By Raju Rajagopal, Hindus for Human Rights (HfHR)
“It’s the duty of every American politician of Hindu faith to stand for pluralism, reject Hindutva, and speak for equal rights for Hindus, Muslims, Sikhs, Buddhist & Christians. That is the vision of India my grandfather, Amarnath Vidyalankar fought for.” — Aug. 29, 2019 Tweet from Rep. Khanna
As a first-generation immigrant in the post-Vietnam era, I remember the days when a handful of elected representatives in Washington, calling themselves friends of either India or Pakistan, held sway over American foreign policy and aid to the region. The Indian-American community at the time depended entirely on ‘old India hands’ like Sen. Patrick Moynihan of New York to speak to our concerns, not the least of which was our yearning for better U.S.-India relations.
Today, thanks to the emergence of a politically active second-generation of Indian-Americans, we are no longer dependent on the “kindness of strangers” to shape views of India. Several young Congress(wo)men of Indian ancestry, who have a deeper understanding of South Asia, are now bringing their cultural and religious heritage to bear not only on U.S.-India relations, but also on our commitment to Human Rights around the world.

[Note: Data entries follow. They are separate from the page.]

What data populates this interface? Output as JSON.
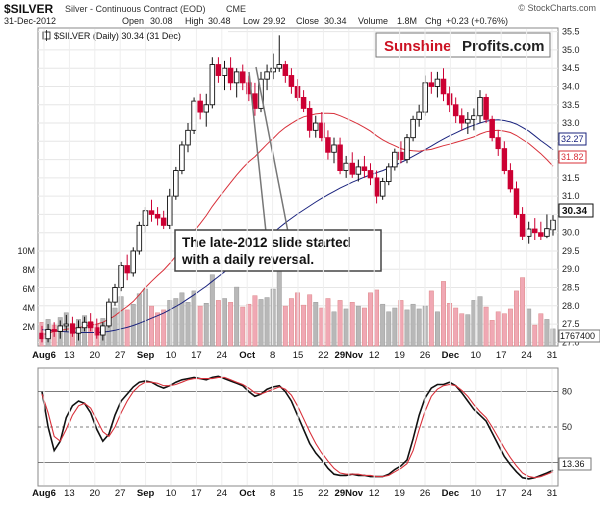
{
  "header": {
    "symbol": "$SILVER",
    "description": "Silver - Continuous Contract (EOD)",
    "exchange": "CME",
    "date": "31-Dec-2012",
    "open_label": "Open",
    "open": "30.08",
    "high_label": "High",
    "high": "30.48",
    "low_label": "Low",
    "low": "29.92",
    "close_label": "Close",
    "close": "30.34",
    "volume_label": "Volume",
    "volume": "1.8M",
    "chg_label": "Chg",
    "chg": "+0.23 (+0.76%)",
    "copyright": "© StockCharts.com"
  },
  "legend": {
    "price": "$SILVER (Daily) 30.34 (31 Dec)"
  },
  "logo": {
    "part1": "Sunshine",
    "part2": "Profits.com"
  },
  "annotation": {
    "line1": "The late-2012 slide started",
    "line2": "with a daily reversal."
  },
  "badges": {
    "ma_upper": "32.27",
    "ma_lower": "31.82",
    "last_price": "30.34",
    "volume": "1767400",
    "stoch": "13.36"
  },
  "colors": {
    "up": "#111111",
    "down": "#cc0033",
    "ma_short": "#d8303a",
    "ma_long": "#1a237e",
    "vol_up": "#b8b8b8",
    "vol_down": "#f0a8b4",
    "badge_blue": "#1a237e",
    "badge_red": "#d8303a",
    "logo_red": "#cc1122"
  },
  "chart_data": [
    {
      "type": "candlestick",
      "series_label": "$SILVER (Daily)",
      "x_tick_labels": [
        "Aug6",
        "13",
        "20",
        "27",
        "Sep",
        "10",
        "17",
        "24",
        "Oct",
        "8",
        "15",
        "22",
        "29Nov",
        "12",
        "19",
        "26",
        "Dec",
        "10",
        "17",
        "24",
        "31"
      ],
      "y_tick_labels": [
        "27.0",
        "27.5",
        "28.0",
        "28.5",
        "29.0",
        "29.5",
        "30.0",
        "30.5",
        "31.0",
        "31.5",
        "32.0",
        "32.5",
        "33.0",
        "33.5",
        "34.0",
        "34.5",
        "35.0",
        "35.5"
      ],
      "ylim": [
        26.9,
        35.6
      ],
      "candles": [
        {
          "o": 27.25,
          "h": 27.45,
          "l": 27.0,
          "c": 27.1
        },
        {
          "o": 27.1,
          "h": 27.5,
          "l": 27.0,
          "c": 27.35
        },
        {
          "o": 27.35,
          "h": 27.55,
          "l": 27.15,
          "c": 27.3
        },
        {
          "o": 27.3,
          "h": 27.6,
          "l": 27.1,
          "c": 27.45
        },
        {
          "o": 27.45,
          "h": 27.75,
          "l": 27.3,
          "c": 27.5
        },
        {
          "o": 27.5,
          "h": 27.7,
          "l": 27.15,
          "c": 27.25
        },
        {
          "o": 27.25,
          "h": 27.6,
          "l": 27.05,
          "c": 27.4
        },
        {
          "o": 27.4,
          "h": 27.7,
          "l": 27.3,
          "c": 27.55
        },
        {
          "o": 27.55,
          "h": 27.8,
          "l": 27.3,
          "c": 27.4
        },
        {
          "o": 27.4,
          "h": 27.65,
          "l": 27.1,
          "c": 27.2
        },
        {
          "o": 27.2,
          "h": 27.55,
          "l": 27.05,
          "c": 27.45
        },
        {
          "o": 27.45,
          "h": 28.2,
          "l": 27.4,
          "c": 28.1
        },
        {
          "o": 28.1,
          "h": 28.6,
          "l": 28.0,
          "c": 28.5
        },
        {
          "o": 28.5,
          "h": 29.2,
          "l": 28.4,
          "c": 29.1
        },
        {
          "o": 29.1,
          "h": 29.4,
          "l": 28.7,
          "c": 28.9
        },
        {
          "o": 28.9,
          "h": 29.6,
          "l": 28.8,
          "c": 29.5
        },
        {
          "o": 29.5,
          "h": 30.3,
          "l": 29.4,
          "c": 30.2
        },
        {
          "o": 30.2,
          "h": 30.7,
          "l": 30.0,
          "c": 30.6
        },
        {
          "o": 30.6,
          "h": 30.9,
          "l": 30.3,
          "c": 30.5
        },
        {
          "o": 30.5,
          "h": 30.7,
          "l": 30.2,
          "c": 30.4
        },
        {
          "o": 30.4,
          "h": 30.6,
          "l": 30.1,
          "c": 30.2
        },
        {
          "o": 30.2,
          "h": 31.2,
          "l": 30.1,
          "c": 31.0
        },
        {
          "o": 31.0,
          "h": 31.8,
          "l": 30.9,
          "c": 31.7
        },
        {
          "o": 31.7,
          "h": 32.5,
          "l": 31.6,
          "c": 32.4
        },
        {
          "o": 32.4,
          "h": 33.0,
          "l": 32.2,
          "c": 32.8
        },
        {
          "o": 32.8,
          "h": 33.7,
          "l": 32.7,
          "c": 33.6
        },
        {
          "o": 33.6,
          "h": 33.8,
          "l": 33.1,
          "c": 33.3
        },
        {
          "o": 33.3,
          "h": 33.8,
          "l": 32.9,
          "c": 33.5
        },
        {
          "o": 33.5,
          "h": 34.8,
          "l": 33.4,
          "c": 34.6
        },
        {
          "o": 34.6,
          "h": 34.8,
          "l": 34.1,
          "c": 34.3
        },
        {
          "o": 34.3,
          "h": 34.7,
          "l": 33.9,
          "c": 34.5
        },
        {
          "o": 34.5,
          "h": 34.8,
          "l": 33.9,
          "c": 34.1
        },
        {
          "o": 34.1,
          "h": 34.5,
          "l": 33.7,
          "c": 34.4
        },
        {
          "o": 34.4,
          "h": 34.6,
          "l": 33.9,
          "c": 34.1
        },
        {
          "o": 34.1,
          "h": 34.3,
          "l": 33.6,
          "c": 33.8
        },
        {
          "o": 33.8,
          "h": 34.1,
          "l": 33.2,
          "c": 33.4
        },
        {
          "o": 33.4,
          "h": 34.4,
          "l": 33.3,
          "c": 34.2
        },
        {
          "o": 34.2,
          "h": 34.6,
          "l": 33.9,
          "c": 34.4
        },
        {
          "o": 34.4,
          "h": 34.9,
          "l": 34.2,
          "c": 34.5
        },
        {
          "o": 34.5,
          "h": 35.4,
          "l": 34.4,
          "c": 34.6
        },
        {
          "o": 34.6,
          "h": 34.7,
          "l": 34.1,
          "c": 34.3
        },
        {
          "o": 34.3,
          "h": 34.5,
          "l": 33.8,
          "c": 34.0
        },
        {
          "o": 34.0,
          "h": 34.2,
          "l": 33.6,
          "c": 33.7
        },
        {
          "o": 33.7,
          "h": 33.9,
          "l": 33.3,
          "c": 33.4
        },
        {
          "o": 33.4,
          "h": 33.6,
          "l": 32.6,
          "c": 32.8
        },
        {
          "o": 32.8,
          "h": 33.2,
          "l": 32.6,
          "c": 33.0
        },
        {
          "o": 33.0,
          "h": 33.3,
          "l": 32.5,
          "c": 32.6
        },
        {
          "o": 32.6,
          "h": 32.8,
          "l": 32.0,
          "c": 32.2
        },
        {
          "o": 32.2,
          "h": 32.6,
          "l": 31.9,
          "c": 32.4
        },
        {
          "o": 32.4,
          "h": 32.6,
          "l": 31.6,
          "c": 31.7
        },
        {
          "o": 31.7,
          "h": 32.1,
          "l": 31.5,
          "c": 31.9
        },
        {
          "o": 31.9,
          "h": 32.2,
          "l": 31.5,
          "c": 31.6
        },
        {
          "o": 31.6,
          "h": 32.0,
          "l": 31.4,
          "c": 31.8
        },
        {
          "o": 31.8,
          "h": 32.1,
          "l": 31.5,
          "c": 31.7
        },
        {
          "o": 31.7,
          "h": 31.9,
          "l": 31.3,
          "c": 31.5
        },
        {
          "o": 31.5,
          "h": 31.7,
          "l": 30.8,
          "c": 31.0
        },
        {
          "o": 31.0,
          "h": 31.5,
          "l": 30.9,
          "c": 31.4
        },
        {
          "o": 31.4,
          "h": 31.9,
          "l": 31.3,
          "c": 31.8
        },
        {
          "o": 31.8,
          "h": 32.3,
          "l": 31.7,
          "c": 32.2
        },
        {
          "o": 32.2,
          "h": 32.5,
          "l": 31.9,
          "c": 32.0
        },
        {
          "o": 32.0,
          "h": 32.7,
          "l": 31.9,
          "c": 32.6
        },
        {
          "o": 32.6,
          "h": 33.2,
          "l": 32.5,
          "c": 33.1
        },
        {
          "o": 33.1,
          "h": 33.5,
          "l": 32.9,
          "c": 33.3
        },
        {
          "o": 33.3,
          "h": 34.3,
          "l": 33.2,
          "c": 34.1
        },
        {
          "o": 34.1,
          "h": 34.4,
          "l": 33.8,
          "c": 34.0
        },
        {
          "o": 34.0,
          "h": 34.4,
          "l": 33.7,
          "c": 34.2
        },
        {
          "o": 34.2,
          "h": 34.5,
          "l": 33.6,
          "c": 33.8
        },
        {
          "o": 33.8,
          "h": 34.0,
          "l": 33.3,
          "c": 33.5
        },
        {
          "o": 33.5,
          "h": 33.7,
          "l": 33.0,
          "c": 33.2
        },
        {
          "o": 33.2,
          "h": 33.4,
          "l": 32.8,
          "c": 33.0
        },
        {
          "o": 33.0,
          "h": 33.3,
          "l": 32.7,
          "c": 33.1
        },
        {
          "o": 33.1,
          "h": 33.4,
          "l": 32.8,
          "c": 33.2
        },
        {
          "o": 33.2,
          "h": 33.9,
          "l": 33.0,
          "c": 33.7
        },
        {
          "o": 33.7,
          "h": 33.8,
          "l": 33.0,
          "c": 33.1
        },
        {
          "o": 33.1,
          "h": 33.2,
          "l": 32.5,
          "c": 32.6
        },
        {
          "o": 32.6,
          "h": 32.8,
          "l": 32.1,
          "c": 32.3
        },
        {
          "o": 32.3,
          "h": 32.5,
          "l": 31.6,
          "c": 31.7
        },
        {
          "o": 31.7,
          "h": 31.9,
          "l": 31.1,
          "c": 31.2
        },
        {
          "o": 31.2,
          "h": 31.4,
          "l": 30.4,
          "c": 30.5
        },
        {
          "o": 30.5,
          "h": 30.7,
          "l": 29.8,
          "c": 29.9
        },
        {
          "o": 29.9,
          "h": 30.3,
          "l": 29.7,
          "c": 30.1
        },
        {
          "o": 30.1,
          "h": 30.4,
          "l": 29.8,
          "c": 30.0
        },
        {
          "o": 30.0,
          "h": 30.3,
          "l": 29.8,
          "c": 29.9
        },
        {
          "o": 29.9,
          "h": 30.5,
          "l": 29.85,
          "c": 30.11
        },
        {
          "o": 30.08,
          "h": 30.48,
          "l": 29.92,
          "c": 30.34
        }
      ],
      "volume_labels": [
        "10M",
        "8M",
        "6M",
        "4M",
        "2M"
      ],
      "volume_max_m": 12,
      "volume_m": [
        2.5,
        2.8,
        2.2,
        3.0,
        3.5,
        2.4,
        2.8,
        3.2,
        2.6,
        2.3,
        2.9,
        4.5,
        4.0,
        5.2,
        3.8,
        4.4,
        5.5,
        6.0,
        4.2,
        3.5,
        3.8,
        4.8,
        5.0,
        5.6,
        4.6,
        5.8,
        4.2,
        4.5,
        7.5,
        4.8,
        5.0,
        4.6,
        6.2,
        4.1,
        4.4,
        5.3,
        4.9,
        5.1,
        6.0,
        8.8,
        4.2,
        5.0,
        5.6,
        4.3,
        5.4,
        4.6,
        4.0,
        5.0,
        3.6,
        4.8,
        3.9,
        4.6,
        4.2,
        4.0,
        5.6,
        5.9,
        4.4,
        3.6,
        4.0,
        4.8,
        3.8,
        4.4,
        3.9,
        4.2,
        5.8,
        3.6,
        6.8,
        4.5,
        4.0,
        3.4,
        3.3,
        4.8,
        5.2,
        4.1,
        2.7,
        3.6,
        3.4,
        3.9,
        5.8,
        7.2,
        3.9,
        2.2,
        3.4,
        2.8,
        1.8
      ],
      "ma_short": [
        27.2,
        27.25,
        27.3,
        27.32,
        27.36,
        27.38,
        27.4,
        27.44,
        27.47,
        27.5,
        27.55,
        27.63,
        27.73,
        27.86,
        27.98,
        28.12,
        28.3,
        28.5,
        28.67,
        28.83,
        28.98,
        29.16,
        29.36,
        29.58,
        29.8,
        30.04,
        30.25,
        30.47,
        30.72,
        30.94,
        31.16,
        31.37,
        31.58,
        31.77,
        31.94,
        32.08,
        32.25,
        32.42,
        32.58,
        32.75,
        32.88,
        32.99,
        33.09,
        33.17,
        33.21,
        33.25,
        33.27,
        33.27,
        33.26,
        33.2,
        33.13,
        33.05,
        32.97,
        32.88,
        32.78,
        32.65,
        32.54,
        32.45,
        32.38,
        32.3,
        32.26,
        32.24,
        32.23,
        32.26,
        32.28,
        32.33,
        32.38,
        32.42,
        32.47,
        32.52,
        32.57,
        32.62,
        32.7,
        32.76,
        32.79,
        32.8,
        32.78,
        32.74,
        32.66,
        32.55,
        32.44,
        32.3,
        32.16,
        32.0,
        31.82
      ],
      "ma_long": [
        27.35,
        27.33,
        27.31,
        27.3,
        27.29,
        27.28,
        27.27,
        27.27,
        27.27,
        27.27,
        27.28,
        27.3,
        27.33,
        27.37,
        27.41,
        27.46,
        27.52,
        27.59,
        27.66,
        27.73,
        27.8,
        27.89,
        27.98,
        28.08,
        28.19,
        28.3,
        28.42,
        28.54,
        28.67,
        28.8,
        28.93,
        29.07,
        29.2,
        29.34,
        29.47,
        29.6,
        29.74,
        29.87,
        30.0,
        30.14,
        30.27,
        30.39,
        30.51,
        30.62,
        30.73,
        30.84,
        30.94,
        31.04,
        31.13,
        31.22,
        31.3,
        31.38,
        31.45,
        31.52,
        31.58,
        31.64,
        31.7,
        31.77,
        31.84,
        31.92,
        32.0,
        32.09,
        32.18,
        32.28,
        32.37,
        32.47,
        32.56,
        32.65,
        32.73,
        32.81,
        32.88,
        32.94,
        33.0,
        33.05,
        33.08,
        33.09,
        33.07,
        33.03,
        32.97,
        32.88,
        32.78,
        32.65,
        32.52,
        32.4,
        32.27
      ]
    },
    {
      "type": "line",
      "x_tick_labels": [
        "Aug6",
        "13",
        "20",
        "27",
        "Sep",
        "10",
        "17",
        "24",
        "Oct",
        "8",
        "15",
        "22",
        "29Nov",
        "12",
        "19",
        "26",
        "Dec",
        "10",
        "17",
        "24",
        "31"
      ],
      "y_tick_labels": [
        "80",
        "50",
        "20"
      ],
      "ylim": [
        0,
        100
      ],
      "reference_lines": [
        80,
        50,
        20
      ],
      "series": [
        {
          "values": [
            80,
            50,
            30,
            38,
            58,
            68,
            72,
            70,
            62,
            48,
            38,
            44,
            60,
            72,
            78,
            84,
            88,
            89,
            88,
            85,
            83,
            85,
            88,
            90,
            91,
            92,
            91,
            90,
            92,
            93,
            91,
            89,
            87,
            85,
            80,
            76,
            78,
            82,
            84,
            85,
            80,
            72,
            60,
            48,
            36,
            28,
            22,
            15,
            10,
            9,
            9,
            10,
            9,
            9,
            8,
            8,
            8,
            10,
            14,
            17,
            22,
            40,
            60,
            75,
            83,
            86,
            86,
            88,
            85,
            79,
            72,
            65,
            60,
            55,
            45,
            35,
            25,
            18,
            12,
            7,
            6,
            7,
            9,
            11,
            13.36
          ]
        },
        {
          "values": [
            78,
            62,
            42,
            38,
            48,
            60,
            68,
            70,
            66,
            56,
            46,
            42,
            50,
            62,
            72,
            80,
            85,
            88,
            88,
            87,
            85,
            85,
            86,
            88,
            90,
            91,
            91,
            91,
            91,
            92,
            92,
            90,
            88,
            86,
            83,
            79,
            78,
            80,
            82,
            84,
            82,
            77,
            68,
            57,
            46,
            36,
            28,
            21,
            15,
            11,
            10,
            10,
            10,
            9,
            9,
            8,
            8,
            9,
            12,
            15,
            19,
            30,
            48,
            64,
            76,
            82,
            85,
            86,
            85,
            81,
            76,
            69,
            63,
            58,
            50,
            41,
            32,
            24,
            17,
            11,
            8,
            7,
            8,
            10,
            12
          ]
        }
      ]
    }
  ]
}
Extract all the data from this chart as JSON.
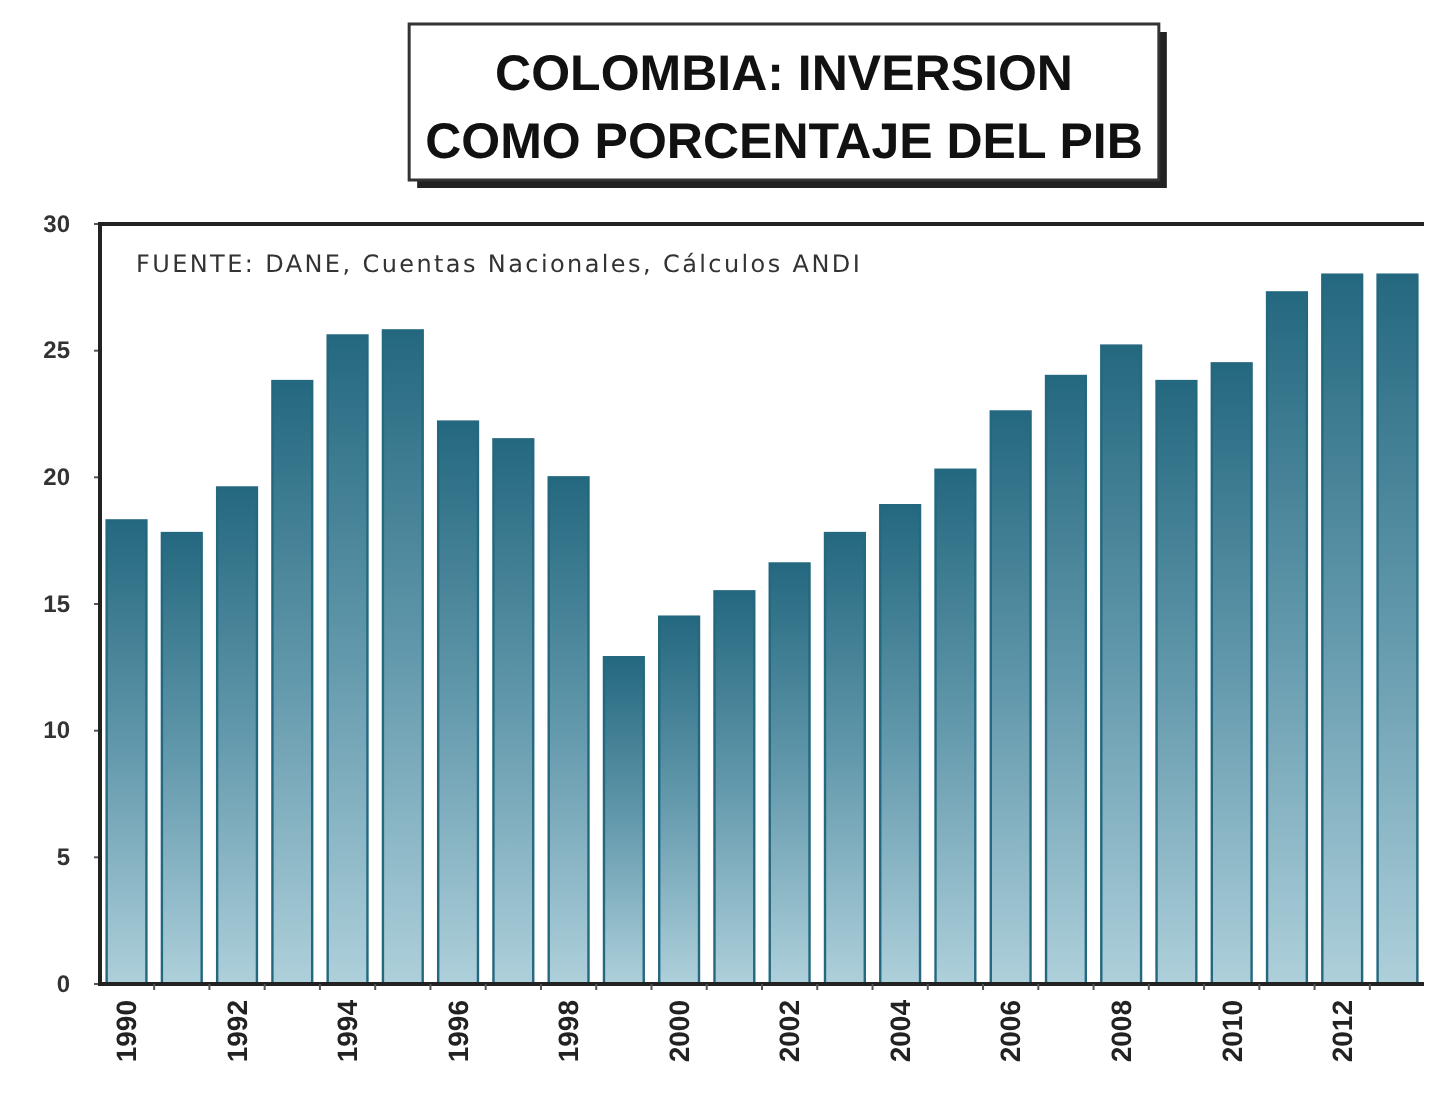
{
  "chart_data": {
    "type": "bar",
    "title": "COLOMBIA: INVERSION\nCOMO PORCENTAJE DEL PIB",
    "annotations": [
      "FUENTE: DANE, Cuentas Nacionales, Cálculos ANDI"
    ],
    "categories": [
      "1990",
      null,
      "1992",
      null,
      "1994",
      null,
      "1996",
      null,
      "1998",
      null,
      "2000",
      null,
      "2002",
      null,
      "2004",
      null,
      "2006",
      null,
      "2008",
      null,
      "2010",
      null,
      "2012",
      null
    ],
    "values": [
      18.3,
      17.8,
      19.6,
      23.8,
      25.6,
      25.8,
      22.2,
      21.5,
      20.0,
      12.9,
      14.5,
      15.5,
      16.6,
      17.8,
      18.9,
      20.3,
      22.6,
      24.0,
      25.2,
      23.8,
      24.5,
      27.3,
      28.0,
      28.0
    ],
    "color": "#24687f",
    "ylim": [
      0,
      30
    ],
    "yticks": [
      0,
      5,
      10,
      15,
      20,
      25,
      30
    ]
  }
}
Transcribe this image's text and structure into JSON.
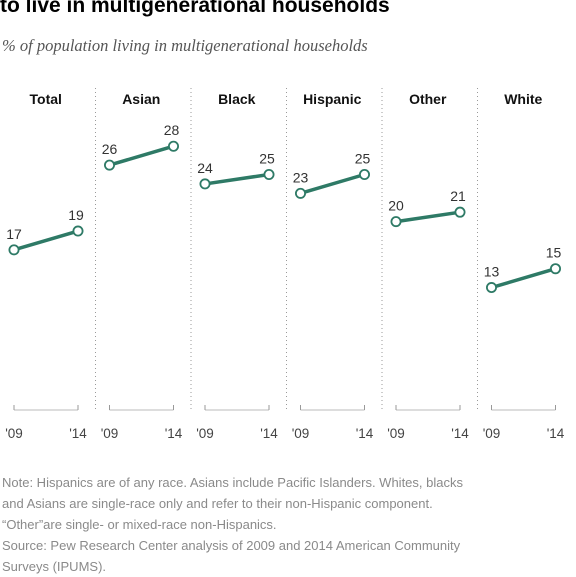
{
  "title": "to live in multigenerational households",
  "subtitle": "% of population living in multigenerational households",
  "chart_data": {
    "type": "line",
    "x": [
      "'09",
      "'14"
    ],
    "ylim": [
      0,
      30
    ],
    "series": [
      {
        "name": "Total",
        "values": [
          17,
          19
        ]
      },
      {
        "name": "Asian",
        "values": [
          26,
          28
        ]
      },
      {
        "name": "Black",
        "values": [
          24,
          25
        ]
      },
      {
        "name": "Hispanic",
        "values": [
          23,
          25
        ]
      },
      {
        "name": "Other",
        "values": [
          20,
          21
        ]
      },
      {
        "name": "White",
        "values": [
          13,
          15
        ]
      }
    ],
    "line_color": "#2e7a66"
  },
  "notes": [
    "Note: Hispanics are of any race. Asians include Pacific Islanders. Whites, blacks",
    "and Asians are single-race only and refer to their non-Hispanic component.",
    "“Other”are single- or mixed-race non-Hispanics.",
    "Source: Pew Research Center analysis of 2009 and 2014 American Community",
    "Surveys (IPUMS)."
  ]
}
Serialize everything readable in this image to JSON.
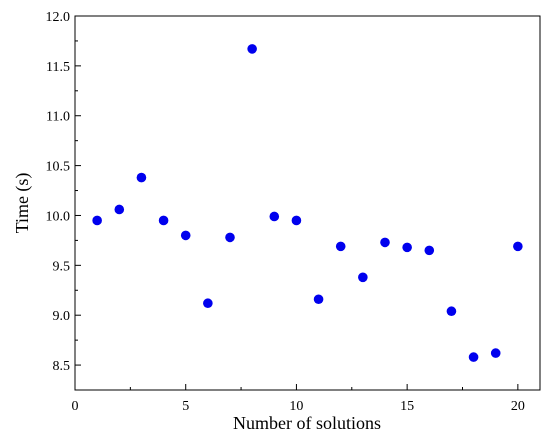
{
  "chart_data": {
    "type": "scatter",
    "xlabel": "Number of solutions",
    "ylabel": "Time (s)",
    "xlim": [
      0,
      21
    ],
    "ylim": [
      8.25,
      12.0
    ],
    "x_ticks": [
      0,
      5,
      10,
      15,
      20
    ],
    "y_ticks": [
      8.5,
      9.0,
      9.5,
      10.0,
      10.5,
      11.0,
      11.5,
      12.0
    ],
    "y_tick_labels": [
      "8.5",
      "9.0",
      "9.5",
      "10.0",
      "10.5",
      "11.0",
      "11.5",
      "12.0"
    ],
    "grid": false,
    "marker_color": "#0000ee",
    "series": [
      {
        "x": [
          1,
          2,
          3,
          4,
          5,
          6,
          7,
          8,
          9,
          10,
          11,
          12,
          13,
          14,
          15,
          16,
          17,
          18,
          19,
          20
        ],
        "y": [
          9.95,
          10.06,
          10.38,
          9.95,
          9.8,
          9.12,
          9.78,
          11.67,
          9.99,
          9.95,
          9.16,
          9.69,
          9.38,
          9.73,
          9.68,
          9.65,
          9.04,
          8.58,
          8.62,
          9.69
        ]
      }
    ]
  }
}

When Rep. Ro Khanna recently tweeted his determined rejection of Hindutva, India’s grim equivalent of White Nationalism, he was staying true to his conviction that what is not good for American Democracy can’t possibly be good for Indian Democracy. His tweet, invoking the memory of his grand-father’s real Hindu values, hit a raw nerve with some of his Hindu-American constituents, who promptly labeled him ‘anti-Hindu’ — a pejorative hurled at Hindus who oppose Hindutva, similar to the way Jews who criticize Israel are sometimes labeled ‘self-hating Jews.’
It must be puzzling to non-Indian observers that many from a community that has taken full advantage of America’s immigrant-friendly, multi-cultural polity, and votes predominantly Democratic, appear to have no qualms about falling behind an anti-minority Hindu Nationalist government in India, whose words, actions, and policies are increasingly antithetical to our democratic values.
So, what are we missing here?
First, groups drawing inspiration from the right-wing ideology of the Rashtriya Swayamsewak Sangh (RSS) have been propagating their ‘faith’ in the Silicon Valley for years.
With their strong ties to the ruling BJP party in India, and organizational skills to match, they now dominate the Indian-American political discourse, having marginalized traditional voices of support for a secular, pluralistic and tolerant India. Such groups are apt to justify the surging mob violence against India’s minorities as inevitable payback for centuries of foreign domination — mere ‘collateral damage’ on the path to a glorious Hindu Rashtra.
So, it should come as no surprise that this minority have taken up the cudgel against Rep. Khanna and are demanding an apology for his tweet, pretending they speak for all Hindus. Second, while most Hindu-Americans do not subscribe to the ideology of Hindutva, they nevertheless seem to have embraced the well-honed image of Prime Minister Modi as a decisive and business-friendly leader, who is standing up for India internationally.
So, they rally behind him despite the fact that the Indian economy is hurting deeply and Hindutva vigilantism has seen an alarming rise — which they tend to dismiss as mere aberrations willfully played up by the western media. The harsh reality is that beneath the surface, even some of the most liberal Hindus harbor some level of historical antipathy towards religious minorities; and that is being cleverly exploited by the ruling class of today.
Third, Hindu-Americans’ self-identity as a minority seems to strategically surface only when we are targets of hate crimes, or lobbying for better immigration deals, or demanding a ‘fairer’ representation in school text books. This identity, however, seems to vanish when it comes to empathy for India’s minorities, who are under siege today under Modi’s second-term. Sadly, as a highly successful and affluent community, we have never felt the need to forge alliances with other minorities, particularly with African-Americans and Hispanic-Americans, which may have brought a deeper appreciation for how their long struggle for civil rights has paved the way for later immigrants like us. It is in this context that we must applaud Rep. Khanna’s courage and leadership in trying to reshape the discourse in the Indian-American community.
It is vital for us to celebrate that, but to also understand that his constituency probably sees his stand against Hindutva as part of his oft-stated support for pluralism and economic justice across the world. That came across loud and clear in his Town Hall in Cupertino a few weeks back, as he was quizzed on his hesitant stand on the Human Rights situation in Kashmir, Palestine, and Hong Kong, which contrasted with the clearer stands taken by some of his colleagues such as Rep. Pramila Jayapal of Washington and Rep. Ilhan Omar of Minnesota. Despite such criticism, however, there was little doubt that he had his constituents’ back as one of the leading progressive voices in the current Congress. What I found remarkable in that Town Hall was that every time Rep. Khanna responded to questions from his Hindutva detractors, the audience seemed to applaud louder, as if to send a message that their divisive views do not represent the best values of India or America.